Nederland onderhoudt een hechte relatie met het VK op het gebied van Justitie en Veiligheid,
die onder meer samenwerking op de terreinen migratie, grenscontroles, interne veiligheid
en civielrecht beslaat. De samenwerking met het VK zal in ieder Brexit scenario complexer
en tijdrovender worden en ook maatwerk vergen. In dat perspectief bereidt Nederland
zich voor om de toekomstige samenwerking met het VK zo effectief mogelijk vorm te
geven. Ongunstige gevolgen zijn echter ook bij een zorgvuldige voorbereiding niet
uit te sluiten. Hieronder volgt een toelichting per beleidsterrein. Graag wijzen wij
u erop dat een deel van de in deze brief behandelde informatie reeds aan bod is gekomen
in eerdere Kamerstukken.1
Verblijfsrecht
De rechten die EU-burgers en hun familieleden nu in het VK hebben evenals de rechten
van Britten in de EU op grond van het vrij verkeer van personen (onder andere Richtlijn
2004/38/EG) zouden als gevolg van de terugtrekking van het VK uit de EU komen te vervallen.

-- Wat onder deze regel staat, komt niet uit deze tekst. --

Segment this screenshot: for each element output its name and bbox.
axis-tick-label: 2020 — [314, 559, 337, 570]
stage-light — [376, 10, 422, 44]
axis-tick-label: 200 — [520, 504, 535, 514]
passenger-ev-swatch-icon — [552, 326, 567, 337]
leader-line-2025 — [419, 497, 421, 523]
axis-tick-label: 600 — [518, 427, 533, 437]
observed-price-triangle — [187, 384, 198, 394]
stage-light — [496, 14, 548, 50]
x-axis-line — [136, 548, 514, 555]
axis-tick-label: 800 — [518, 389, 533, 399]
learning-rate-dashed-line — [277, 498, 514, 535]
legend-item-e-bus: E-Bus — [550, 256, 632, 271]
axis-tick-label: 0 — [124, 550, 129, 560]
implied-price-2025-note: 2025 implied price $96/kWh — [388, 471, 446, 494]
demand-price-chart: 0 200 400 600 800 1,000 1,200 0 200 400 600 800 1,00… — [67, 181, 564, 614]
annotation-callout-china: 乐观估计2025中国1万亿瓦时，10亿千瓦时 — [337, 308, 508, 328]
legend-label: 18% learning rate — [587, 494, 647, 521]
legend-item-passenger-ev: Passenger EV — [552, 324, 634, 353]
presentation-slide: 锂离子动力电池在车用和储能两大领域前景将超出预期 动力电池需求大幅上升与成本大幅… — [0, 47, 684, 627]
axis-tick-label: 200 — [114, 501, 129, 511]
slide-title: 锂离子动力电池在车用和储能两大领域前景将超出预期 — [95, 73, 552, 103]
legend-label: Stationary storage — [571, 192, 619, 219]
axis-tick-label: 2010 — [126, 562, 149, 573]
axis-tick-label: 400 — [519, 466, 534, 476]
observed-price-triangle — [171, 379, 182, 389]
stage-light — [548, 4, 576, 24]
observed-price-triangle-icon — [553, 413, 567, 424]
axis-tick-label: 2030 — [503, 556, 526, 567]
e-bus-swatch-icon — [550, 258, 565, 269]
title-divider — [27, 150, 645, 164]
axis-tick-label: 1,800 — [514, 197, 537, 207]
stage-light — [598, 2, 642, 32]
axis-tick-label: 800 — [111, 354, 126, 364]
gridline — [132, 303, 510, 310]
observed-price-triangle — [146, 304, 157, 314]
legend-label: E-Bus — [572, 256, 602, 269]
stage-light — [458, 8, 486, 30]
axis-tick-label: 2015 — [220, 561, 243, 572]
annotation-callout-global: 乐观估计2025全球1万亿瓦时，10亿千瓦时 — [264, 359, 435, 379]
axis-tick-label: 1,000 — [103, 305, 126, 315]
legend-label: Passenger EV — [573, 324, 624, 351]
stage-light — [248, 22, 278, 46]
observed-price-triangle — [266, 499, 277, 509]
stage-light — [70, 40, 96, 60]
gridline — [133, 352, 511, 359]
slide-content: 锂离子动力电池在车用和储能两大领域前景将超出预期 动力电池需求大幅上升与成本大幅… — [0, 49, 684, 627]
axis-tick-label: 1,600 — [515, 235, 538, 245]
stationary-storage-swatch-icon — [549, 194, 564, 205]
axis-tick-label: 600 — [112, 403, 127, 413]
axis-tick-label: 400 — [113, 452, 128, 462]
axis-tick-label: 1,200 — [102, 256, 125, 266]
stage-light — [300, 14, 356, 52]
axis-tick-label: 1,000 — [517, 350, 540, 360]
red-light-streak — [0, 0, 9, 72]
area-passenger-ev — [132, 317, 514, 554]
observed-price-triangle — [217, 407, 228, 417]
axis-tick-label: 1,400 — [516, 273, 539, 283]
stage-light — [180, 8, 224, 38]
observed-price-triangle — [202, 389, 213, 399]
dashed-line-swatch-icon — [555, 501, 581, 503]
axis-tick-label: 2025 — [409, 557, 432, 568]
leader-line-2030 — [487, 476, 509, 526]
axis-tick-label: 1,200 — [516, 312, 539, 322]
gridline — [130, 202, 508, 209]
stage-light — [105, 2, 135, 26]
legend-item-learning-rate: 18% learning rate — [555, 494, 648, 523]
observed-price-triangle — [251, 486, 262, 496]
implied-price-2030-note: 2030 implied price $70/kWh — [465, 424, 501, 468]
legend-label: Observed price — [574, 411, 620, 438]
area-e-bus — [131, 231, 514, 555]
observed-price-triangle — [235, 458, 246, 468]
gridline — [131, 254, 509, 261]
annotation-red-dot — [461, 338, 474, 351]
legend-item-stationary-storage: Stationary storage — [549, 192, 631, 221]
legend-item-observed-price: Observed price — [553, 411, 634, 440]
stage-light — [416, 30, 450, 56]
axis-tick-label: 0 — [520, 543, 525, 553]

In het terugtrekkingsakkoord zijn op dit gebied uitvoerige afspraken gemaakt. Indien
dit akkoord geratificeerd wordt, behouden EU-burgers die voor het einde van de overgangsperiode
in het VK wonen en VK-burgers die voor het einde van de overgangsperiode in de EU
wonen, of werken als grensarbeider, het recht om te verblijven en hun toegang tot
de arbeidsmarkt, binnen de kaders van de richtlijn. Het terugtrekkingsakkoord geeft
lidstaten de mogelijkheid om een administratieve procedure voor het aanvragen van
een verblijfsvergunning in het leven te roepen op voorwaarde dat deze procedure dezelfde
waarborgen zal kennen als die van de richtlijn vrij verkeer van personen. Nederland
zal van deze mogelijkheid gebruik maken. Dit betekent dat alle Britse burgers in Nederland
verspreid over de overgangsperiode waarin het terugtrekkingsakkoord voorziet door
de Immigratie- en Naturalisatiedienst (IND) worden uitgenodigd om een aanvraag in
te dienen voor een nieuwe verblijfsstatus. Voor een nadere toelichting wordt uw Kamer
verwezen naar de brief van 18 november jl. met daarin de kabinetsappreciatie van het
conceptterugtrekkingsakkoord (Kamerstukken 23 987 en 21 501-02, nr. 289).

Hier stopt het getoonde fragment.